PROPERTY AND CASUALTY INSURANCE
Premiums for property and casualty insurance also rose in the past year – an average of up to 30 percent, but as high as 100 percent in predominantly urban areas. Data released in the third quarter of 2002 by the Council of Insurance Agents and Brokers showed premium rises across all lines of commercial policies, and it is anticipated that property and casualty premiums will continue to increase in 2003.
Perhaps even more ominous is the apprehension expressed by 86 percent of respondents regarding carrier solvency. Responding to a question on emerging issues, brokers cited the economy's continuing weakness and post- 9/11 carrier rating declines as the reasons for growing fears of insolvency.
In a survey, brokers reported that customers were dealing with higher premiums by dramatically altering their choices. Higher deductibles were being sought across the board, 59 percent of respondents said that customers were self-insuring a portion of the risks, and 51 percent said some clients had foregone insurance totally for risks previously managed with commercial insurance coverage.

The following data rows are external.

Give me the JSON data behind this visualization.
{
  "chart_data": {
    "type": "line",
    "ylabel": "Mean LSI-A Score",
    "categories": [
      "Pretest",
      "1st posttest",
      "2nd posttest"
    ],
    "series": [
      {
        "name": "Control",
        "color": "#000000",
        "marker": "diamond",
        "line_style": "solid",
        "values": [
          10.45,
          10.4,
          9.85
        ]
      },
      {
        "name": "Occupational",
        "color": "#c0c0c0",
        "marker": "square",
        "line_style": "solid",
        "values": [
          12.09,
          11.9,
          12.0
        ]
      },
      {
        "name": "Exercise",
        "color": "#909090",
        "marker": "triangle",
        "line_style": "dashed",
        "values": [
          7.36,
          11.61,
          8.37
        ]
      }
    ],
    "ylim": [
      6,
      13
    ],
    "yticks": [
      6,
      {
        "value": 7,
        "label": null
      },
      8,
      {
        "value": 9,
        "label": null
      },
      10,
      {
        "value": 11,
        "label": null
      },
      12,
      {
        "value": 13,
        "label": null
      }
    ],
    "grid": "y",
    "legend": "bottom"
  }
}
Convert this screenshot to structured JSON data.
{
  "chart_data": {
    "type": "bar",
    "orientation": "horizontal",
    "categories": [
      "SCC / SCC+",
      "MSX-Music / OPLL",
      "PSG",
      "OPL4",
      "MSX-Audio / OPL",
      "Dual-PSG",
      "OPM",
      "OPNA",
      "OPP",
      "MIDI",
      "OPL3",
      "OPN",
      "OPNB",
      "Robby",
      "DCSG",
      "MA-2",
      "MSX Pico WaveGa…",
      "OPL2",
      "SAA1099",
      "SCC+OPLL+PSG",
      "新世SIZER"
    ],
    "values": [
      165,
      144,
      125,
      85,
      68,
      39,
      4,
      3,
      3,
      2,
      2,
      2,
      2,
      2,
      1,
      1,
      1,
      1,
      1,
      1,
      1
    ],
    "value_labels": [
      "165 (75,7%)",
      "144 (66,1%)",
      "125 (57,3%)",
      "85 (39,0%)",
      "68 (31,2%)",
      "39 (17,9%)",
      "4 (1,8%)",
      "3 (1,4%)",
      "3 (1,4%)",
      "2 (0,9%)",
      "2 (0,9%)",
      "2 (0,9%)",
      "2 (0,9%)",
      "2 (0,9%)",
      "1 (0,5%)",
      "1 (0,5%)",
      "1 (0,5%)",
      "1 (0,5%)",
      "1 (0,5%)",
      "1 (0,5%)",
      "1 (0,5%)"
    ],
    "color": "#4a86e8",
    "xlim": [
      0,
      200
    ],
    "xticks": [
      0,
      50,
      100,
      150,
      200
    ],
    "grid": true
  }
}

Last month's “In Practice” column discussed the escalating costs of professional liability insurance. However, many insurers still offer discount opportunities. If you have a good loss history, you may be able to negotiate a claims-free discount with some carriers. If you attend a risk management educational program, use an electronic medical record, are a member of a qualifying medical society, or spend part of your time teaching, you may also be eligible for a premium credit. Recent graduates, part-time practitioners, and retired physicians may also qualify for reduced coverage.
Experts offer the following advice on purchasing disability insurance:
- If you are self-employed, make sure disability pay-outs are not taxable – don't deduct coverage as a business expense.
- Try to get policies that are non-cancelable; premiums are guaranteed to remain fixed even if the policyholder's health deteriorates.
- Look for guaranteed renewable disability – this protects against the insurer adding restrictions at a later time, but allows the company to raise premiums.
- Check to see if there is a cap on maximum benefits or if benefits are capped to age 65.
- Check your policy with a rating service, such as Moody's, to evaluate the insurer's financial status.